Thank You Fireman Al
I wanted to say something at Fireman Al’s retirement party yesterday. Something about how he saved my life, and something about how he not only responds when living people need help in an emergency, but that he is the one who shows up when they die, at home, in bed, or in many other, less gentle ways, and how solid he is then, when everyone around him is shattered. Al drives the hearse too—the old ambulance—to the cemetery, and helps lift caskets out and get them settled for the pallbearers. I wanted to thank him for that, and I should have. But I didn’t want to cry and everyone else spoke so well.
For a minute, I thought I could lighten the mood, by mentioning the weekly Safety Talk on KHNS and how Al has reminded us to never throw a match in a waste basket full of paper, or toss an anchor over without making sure the anchor-line is attached and cleated— and even how, when we are traveling, to make sure we leave our wallet and shoes by the hotel room door in case there is a fire and we need to crawl out in the dark, quickly. (Which is why I can’t sleep in hotels…)
But then longtime fire department volunteer and chief Scott Bradford illustrated Al’s dedication to his calling—and I would say helping people in distress is Al’s calling—by noting how Al was the best man at his wedding 20 years ago, but a plane crashed on a glacier that morning, so they postponed the ceremony until Al returned later in the day. Scott didn’t say what Al had seen and done on that call before standing up for him on the happiest day of his life, and making sure he gave a toast and added to the joy.--- Bodies in a wreck. Grieving airline workers. Family. Other responders --who knows? It doesn’t take much to imagine the scene. That’s what Al has carried for us for 27 years. It’s very heavy.
When it was Al's turn to speak, he thanked everyone for coming to the party and assured us that he is only one small part of a larger 50-person department and that we are good in hands. We know that. But when he said the reason we like him so much is because he’s been around so long, Al was the only one in room who believed it.
Then he said that most of the ambulance calls turn out okay, or may be the result of an expected problem— but that some don’t. And his face crumpled a bit, and he cleared his throat, and quietly thanked his wife for being there in the hours after those harder calls, and we gave him a standing ovation.

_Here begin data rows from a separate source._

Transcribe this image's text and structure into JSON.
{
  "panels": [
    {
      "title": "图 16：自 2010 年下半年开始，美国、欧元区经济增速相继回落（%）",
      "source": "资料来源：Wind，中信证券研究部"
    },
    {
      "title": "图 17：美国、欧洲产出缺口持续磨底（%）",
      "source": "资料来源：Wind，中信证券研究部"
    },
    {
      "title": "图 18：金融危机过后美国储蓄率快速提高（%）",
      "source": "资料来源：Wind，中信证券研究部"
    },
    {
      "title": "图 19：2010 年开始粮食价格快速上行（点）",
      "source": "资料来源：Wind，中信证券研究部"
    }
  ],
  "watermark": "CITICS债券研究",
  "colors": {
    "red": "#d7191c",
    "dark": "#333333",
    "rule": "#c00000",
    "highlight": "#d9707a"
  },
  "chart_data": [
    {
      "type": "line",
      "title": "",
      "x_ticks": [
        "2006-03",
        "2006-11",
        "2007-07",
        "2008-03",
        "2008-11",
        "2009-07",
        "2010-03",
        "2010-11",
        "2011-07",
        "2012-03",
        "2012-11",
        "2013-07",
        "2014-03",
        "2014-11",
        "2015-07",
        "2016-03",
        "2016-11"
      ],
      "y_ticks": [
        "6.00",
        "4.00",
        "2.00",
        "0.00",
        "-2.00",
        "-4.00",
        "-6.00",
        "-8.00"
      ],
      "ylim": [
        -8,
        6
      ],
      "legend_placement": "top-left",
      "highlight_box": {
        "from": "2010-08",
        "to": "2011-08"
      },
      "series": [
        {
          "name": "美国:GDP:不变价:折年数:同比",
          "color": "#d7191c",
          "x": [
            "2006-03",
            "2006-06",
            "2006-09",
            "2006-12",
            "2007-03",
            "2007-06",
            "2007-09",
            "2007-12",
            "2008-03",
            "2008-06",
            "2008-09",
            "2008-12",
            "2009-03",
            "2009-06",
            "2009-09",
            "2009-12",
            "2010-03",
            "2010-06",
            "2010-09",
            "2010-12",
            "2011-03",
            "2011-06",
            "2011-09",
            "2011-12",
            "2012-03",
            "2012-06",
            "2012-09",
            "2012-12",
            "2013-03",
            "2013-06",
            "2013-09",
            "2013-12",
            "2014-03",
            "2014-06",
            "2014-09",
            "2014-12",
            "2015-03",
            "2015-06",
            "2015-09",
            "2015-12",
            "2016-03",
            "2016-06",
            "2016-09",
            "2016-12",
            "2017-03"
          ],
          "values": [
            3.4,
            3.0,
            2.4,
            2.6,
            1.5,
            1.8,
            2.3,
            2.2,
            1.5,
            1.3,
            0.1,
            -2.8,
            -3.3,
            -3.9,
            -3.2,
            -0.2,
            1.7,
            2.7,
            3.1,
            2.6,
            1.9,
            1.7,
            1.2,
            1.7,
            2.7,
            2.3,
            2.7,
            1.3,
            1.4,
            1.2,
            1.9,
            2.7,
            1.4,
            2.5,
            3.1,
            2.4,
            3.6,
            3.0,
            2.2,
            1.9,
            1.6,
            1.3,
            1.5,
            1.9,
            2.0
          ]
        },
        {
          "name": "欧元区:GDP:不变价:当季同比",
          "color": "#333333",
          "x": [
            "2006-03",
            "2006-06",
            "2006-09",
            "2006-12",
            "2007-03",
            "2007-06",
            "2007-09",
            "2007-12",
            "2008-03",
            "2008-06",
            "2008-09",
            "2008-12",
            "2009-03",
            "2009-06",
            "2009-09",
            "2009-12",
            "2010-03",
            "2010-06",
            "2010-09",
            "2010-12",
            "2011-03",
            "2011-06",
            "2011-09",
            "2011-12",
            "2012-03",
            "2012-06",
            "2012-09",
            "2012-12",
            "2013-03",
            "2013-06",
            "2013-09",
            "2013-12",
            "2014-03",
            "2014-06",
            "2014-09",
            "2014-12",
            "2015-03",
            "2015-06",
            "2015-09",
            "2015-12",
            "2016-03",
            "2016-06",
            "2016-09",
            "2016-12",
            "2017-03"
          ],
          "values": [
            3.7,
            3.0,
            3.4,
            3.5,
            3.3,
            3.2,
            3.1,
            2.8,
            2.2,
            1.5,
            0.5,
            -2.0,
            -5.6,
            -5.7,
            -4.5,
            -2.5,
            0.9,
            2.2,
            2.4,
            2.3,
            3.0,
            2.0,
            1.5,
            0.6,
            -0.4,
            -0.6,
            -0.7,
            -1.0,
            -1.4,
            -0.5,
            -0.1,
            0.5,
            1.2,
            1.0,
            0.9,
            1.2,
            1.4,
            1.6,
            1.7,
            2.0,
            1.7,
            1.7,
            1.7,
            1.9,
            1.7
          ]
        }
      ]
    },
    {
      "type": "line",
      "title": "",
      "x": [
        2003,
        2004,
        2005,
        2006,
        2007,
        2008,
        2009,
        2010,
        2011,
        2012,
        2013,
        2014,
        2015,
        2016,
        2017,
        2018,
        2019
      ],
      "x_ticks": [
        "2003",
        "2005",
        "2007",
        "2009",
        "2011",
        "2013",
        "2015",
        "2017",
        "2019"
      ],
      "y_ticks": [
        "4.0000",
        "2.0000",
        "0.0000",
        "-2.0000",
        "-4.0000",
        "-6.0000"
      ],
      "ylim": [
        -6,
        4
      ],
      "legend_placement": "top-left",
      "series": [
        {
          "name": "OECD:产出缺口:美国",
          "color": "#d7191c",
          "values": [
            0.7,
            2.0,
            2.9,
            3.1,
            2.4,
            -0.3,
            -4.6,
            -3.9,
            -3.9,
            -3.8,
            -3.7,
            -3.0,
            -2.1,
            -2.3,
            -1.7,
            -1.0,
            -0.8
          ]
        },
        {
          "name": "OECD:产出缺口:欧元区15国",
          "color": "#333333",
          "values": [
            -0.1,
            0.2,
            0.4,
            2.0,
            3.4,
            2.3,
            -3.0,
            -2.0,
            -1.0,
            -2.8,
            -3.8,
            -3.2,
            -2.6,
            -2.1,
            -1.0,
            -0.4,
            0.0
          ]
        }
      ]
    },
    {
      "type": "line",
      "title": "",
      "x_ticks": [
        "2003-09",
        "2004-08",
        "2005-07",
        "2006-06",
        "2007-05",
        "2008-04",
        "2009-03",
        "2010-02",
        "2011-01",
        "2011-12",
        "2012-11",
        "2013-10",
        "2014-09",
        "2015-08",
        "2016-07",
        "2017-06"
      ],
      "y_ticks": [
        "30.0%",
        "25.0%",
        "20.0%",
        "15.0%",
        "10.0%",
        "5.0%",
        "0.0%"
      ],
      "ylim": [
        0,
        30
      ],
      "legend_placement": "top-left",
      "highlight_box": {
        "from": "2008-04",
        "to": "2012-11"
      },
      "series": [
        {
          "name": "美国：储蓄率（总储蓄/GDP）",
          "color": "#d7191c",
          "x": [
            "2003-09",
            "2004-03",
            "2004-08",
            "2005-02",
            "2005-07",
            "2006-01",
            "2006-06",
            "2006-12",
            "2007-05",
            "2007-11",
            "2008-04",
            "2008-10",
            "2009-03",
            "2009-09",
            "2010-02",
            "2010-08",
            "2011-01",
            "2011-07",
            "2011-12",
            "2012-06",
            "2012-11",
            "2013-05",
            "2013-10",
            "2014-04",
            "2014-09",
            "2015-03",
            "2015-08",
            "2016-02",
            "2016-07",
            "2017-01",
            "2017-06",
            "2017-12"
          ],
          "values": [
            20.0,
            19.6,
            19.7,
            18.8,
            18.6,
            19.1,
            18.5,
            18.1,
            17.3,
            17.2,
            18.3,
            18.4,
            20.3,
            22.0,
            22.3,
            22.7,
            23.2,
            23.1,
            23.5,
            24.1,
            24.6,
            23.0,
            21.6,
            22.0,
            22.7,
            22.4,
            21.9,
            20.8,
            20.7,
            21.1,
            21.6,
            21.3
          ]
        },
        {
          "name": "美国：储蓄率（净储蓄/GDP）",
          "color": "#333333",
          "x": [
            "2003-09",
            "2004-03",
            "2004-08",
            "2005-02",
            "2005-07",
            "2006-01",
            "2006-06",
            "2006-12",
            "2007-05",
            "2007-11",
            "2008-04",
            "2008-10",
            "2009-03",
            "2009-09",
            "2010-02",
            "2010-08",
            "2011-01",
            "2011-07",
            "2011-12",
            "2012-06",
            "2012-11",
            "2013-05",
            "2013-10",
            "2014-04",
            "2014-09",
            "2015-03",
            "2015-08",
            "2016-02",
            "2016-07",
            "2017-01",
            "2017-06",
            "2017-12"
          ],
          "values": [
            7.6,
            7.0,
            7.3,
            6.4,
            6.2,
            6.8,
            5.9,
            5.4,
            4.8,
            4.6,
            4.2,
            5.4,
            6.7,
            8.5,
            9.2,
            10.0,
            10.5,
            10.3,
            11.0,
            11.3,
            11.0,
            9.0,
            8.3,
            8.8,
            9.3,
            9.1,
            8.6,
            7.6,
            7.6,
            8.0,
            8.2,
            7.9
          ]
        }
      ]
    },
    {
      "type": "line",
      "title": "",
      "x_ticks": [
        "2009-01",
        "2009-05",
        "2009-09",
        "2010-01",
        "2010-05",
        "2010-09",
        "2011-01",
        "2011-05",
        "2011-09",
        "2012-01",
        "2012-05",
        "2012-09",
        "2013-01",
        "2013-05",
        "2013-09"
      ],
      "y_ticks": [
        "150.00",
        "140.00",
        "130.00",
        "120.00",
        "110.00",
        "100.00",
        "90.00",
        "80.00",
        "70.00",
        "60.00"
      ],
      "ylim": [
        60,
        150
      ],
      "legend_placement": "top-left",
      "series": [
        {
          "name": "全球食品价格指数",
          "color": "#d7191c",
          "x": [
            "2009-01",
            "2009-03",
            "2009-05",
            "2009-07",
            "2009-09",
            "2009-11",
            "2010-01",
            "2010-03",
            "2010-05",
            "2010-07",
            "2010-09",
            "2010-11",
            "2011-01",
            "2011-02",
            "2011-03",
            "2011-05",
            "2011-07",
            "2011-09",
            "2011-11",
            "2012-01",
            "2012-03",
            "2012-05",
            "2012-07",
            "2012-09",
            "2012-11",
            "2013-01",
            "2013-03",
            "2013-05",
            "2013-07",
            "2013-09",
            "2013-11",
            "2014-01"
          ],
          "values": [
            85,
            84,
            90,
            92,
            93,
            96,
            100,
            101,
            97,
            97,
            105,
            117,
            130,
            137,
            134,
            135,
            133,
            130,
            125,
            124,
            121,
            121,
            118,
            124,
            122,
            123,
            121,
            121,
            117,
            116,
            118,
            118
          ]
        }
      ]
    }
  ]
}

Some people of faith say that God doesn’t give us more than we can handle. I don’t believe God inflicts pain. If I did I wouldn’t go to church. I believe that God will not leave us comfortless. The face on what that kind of grace looks like for all of my adult life, has been Al’s. He saved my life once. But he has made it better many, many times. I don’t think thank you is enough. But what else can I say?